For your convenience, we have setup multiple configuration files in config/.

  1. train_transformer.YAML and predict_transformer.YAML run experiments using standard Transformer model. Please freeze nos_option to be 0.
  2. train_transformer_CNE_Enc.YAML and predict_transformer_CNE_Enc.YAML run experiments using Transformer model with CNE NOS embedding in encoder input. Please freeze nos_option and nos_position to maintain the CNE_Enc structure.
  3. train_transformer_CNE_Dec.YAML and predict_transformer_CNE_Dec.YAML run experiments using Transformer model with CNE NOS embedding in decoder input. Please freeze nos_option and nos_position to maintain the CNE_Dec structure.
  4. train_transformer_PAG.YAML and predict_transformer_PAG.YAML run experiments using Transformer model with PAG NOS. Please freeze nos_option to maintain the PAG structure. (nos_position is not used in this method).
  5. train_XXXX.YAML and predict_XXXX.YAML files are required to be used in pairs.
  6. train_MLP.YAML and predict_MLP.YAML run experiments using standard MLP model.
  7. train_gru.YAML and predict_gru.YAML run experiments using standard gru model.
  8. train_tfenc.YAML and predict_tf.YAML run experiments using transformer as encoder model.
  9. data_module can be chosen from e2e_data_hav, e2e_data_hit, and e2e_data_MLP, do not forget to modify corresponding parameters in configuration files following the instruction within them.
  10. Constraint: NOS related terms are specifically designed for Transformer model.
  11. For other model configuration parameters including embedding size, hidden size, input size, etc., if your setting confirms the instruction within the configuration file, the script can execute correctly.
  • Step2

Please first download e2e-metrics toolkit from 3. We are going to use the measure_score.py script to evaluate the quality of the generated sentence.

Training models

  1. Adjust data paths and choose a configuration file or use your own defined YAML (train_transformer.yaml, as a running example).
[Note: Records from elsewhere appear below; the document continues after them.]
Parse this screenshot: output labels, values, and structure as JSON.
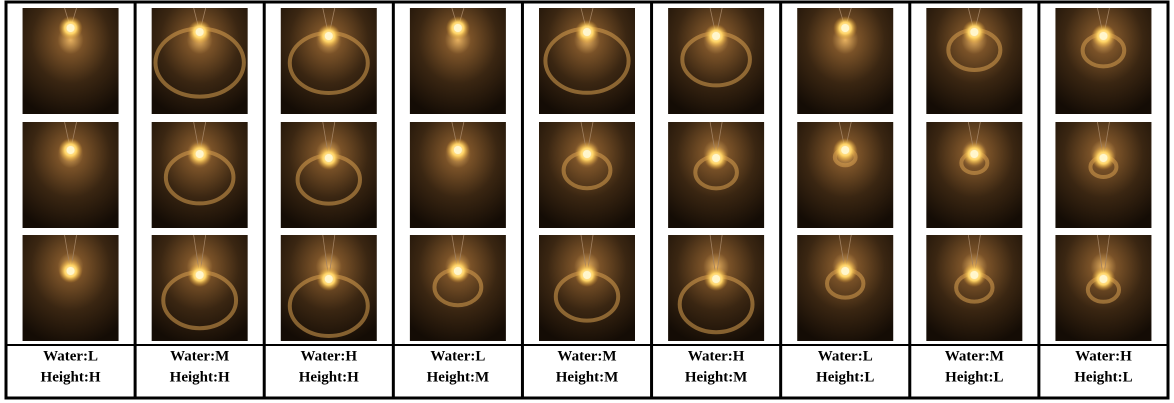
{
  "columns": [
    {
      "water": "Water:L",
      "height": "Height:H"
    },
    {
      "water": "Water:M",
      "height": "Height:H"
    },
    {
      "water": "Water:H",
      "height": "Height:H"
    },
    {
      "water": "Water:L",
      "height": "Height:M"
    },
    {
      "water": "Water:M",
      "height": "Height:M"
    },
    {
      "water": "Water:H",
      "height": "Height:M"
    },
    {
      "water": "Water:L",
      "height": "Height:L"
    },
    {
      "water": "Water:M",
      "height": "Height:L"
    },
    {
      "water": "Water:H",
      "height": "Height:L"
    }
  ]
}
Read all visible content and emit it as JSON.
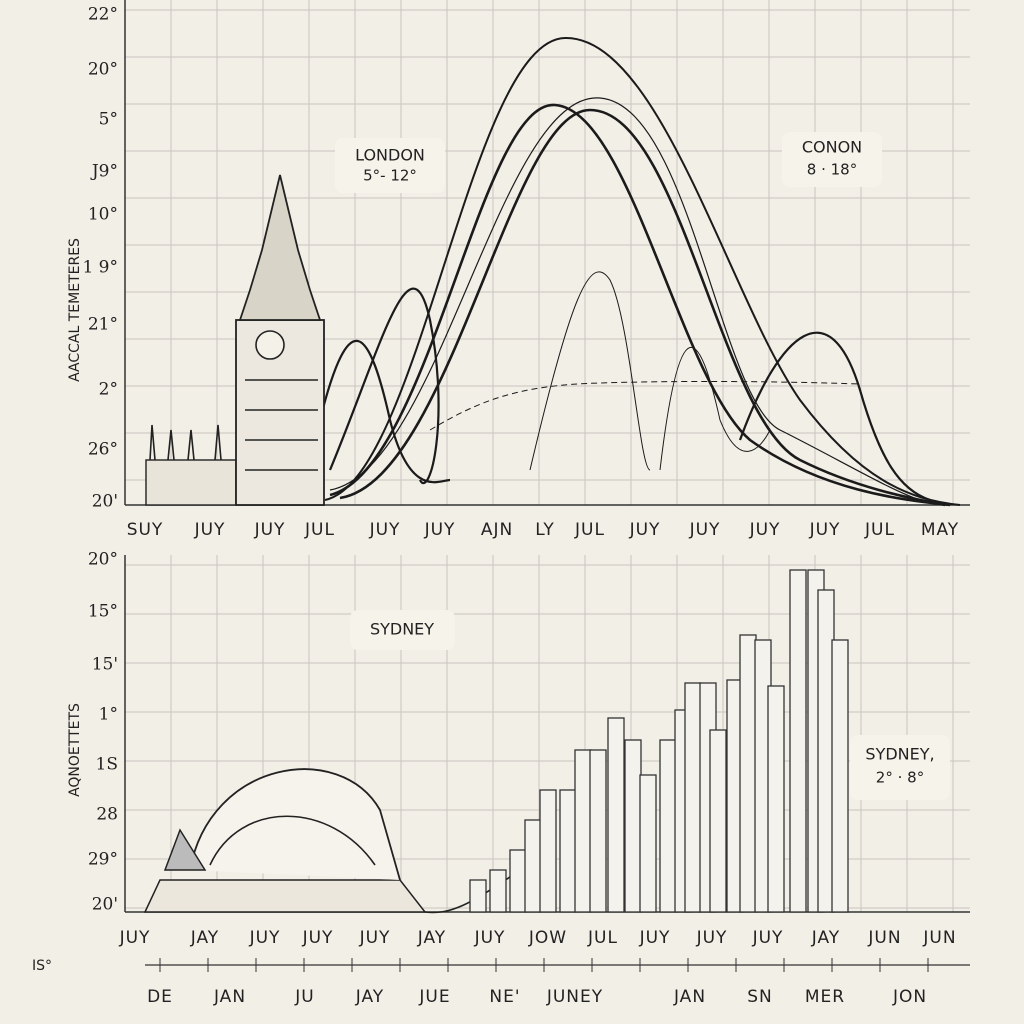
{
  "top": {
    "y_axis_title": "AACCAL TEMETERES",
    "y_labels": [
      "22°",
      "20°",
      "5°",
      "J9°",
      "10°",
      "1 9°",
      "21°",
      "2°",
      "26°",
      "20'"
    ],
    "x_labels": [
      "SUY",
      "JUY",
      "JUY",
      "JUL",
      "JUY",
      "JUY",
      "AJN",
      "LY",
      "JUL",
      "JUY",
      "JUY",
      "JUY",
      "JUY",
      "JUL",
      "MAY"
    ],
    "annotations": [
      {
        "title": "LONDON",
        "text": "5°- 12°"
      },
      {
        "title": "CONON",
        "text": "8 · 18°"
      }
    ]
  },
  "bottom": {
    "y_axis_title": "AQNOETTETS",
    "y_labels": [
      "20°",
      "15°",
      "15'",
      "1°",
      "1S",
      "28",
      "29°",
      "20'"
    ],
    "x_labels": [
      "JUY",
      "JAY",
      "JUY",
      "JUY",
      "JUY",
      "JAY",
      "JUY",
      "JOW",
      "JUL",
      "JUY",
      "JUY",
      "JUY",
      "JAY",
      "JUN",
      "JUN"
    ],
    "annotations": [
      {
        "title": "SYDNEY"
      },
      {
        "title": "SYDNEY,",
        "text": "2° · 8°"
      }
    ],
    "lower_axis_title": "IS°",
    "lower_axis_labels": [
      "DE",
      "JAN",
      "JU",
      "JAY",
      "JUE",
      "NE'",
      "JUNEY",
      "JAN",
      "SN",
      "MER",
      "JON"
    ]
  }
}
  2. Run the following command:

    $ python run_experiment.py config/train_transformer.yaml
    
  3. After the experiment, a folder will be created in the directory specified by the experiments_dir field of train_transformer.yaml file. This folder should contain the following files:

    • model weights and development set predictions for each training epoch (weights.epochX, predictions.epochX)
    • a csv file with scores and train/dev losses for each epoch (scores.csv)
    • configuration dictionary in json format (config.json)
    • pdf files with learning curves (optional)
    • experiment log (log.txt)
  4. If you use a model for prediction (setting "predict" as the value for the mode field in the config file and specifying model path in model_fn), use corresponding predict_transformer.yaml or set the configuration parameters to be the same as your training configuration if you want to use the self-defined configuration. the predictions done by the loaded model will be stored in:
    * $model_fn.devset.predictions.txt
    * $model_fn.testset.predictions.txt

Evaluation

Evaluate the generated context using following command:

```
$ cd e2e-metrics
$ python measure_scores.py <ref> <generated>
$ #Eg.
$ python measure_scores.py e2e-dataset/testset_w_refs.csv.multi-ref exp/e2e_model_transformer_seed1-emb256-hid512-drop0.05-bs128-lr0.0002_2020-Dec-17_23.53.25/weights.epoch1.testset.predictions.txt.
```

This script will calculate BLEU, NIST, CIDEr, ROUGE-L, and METEOR.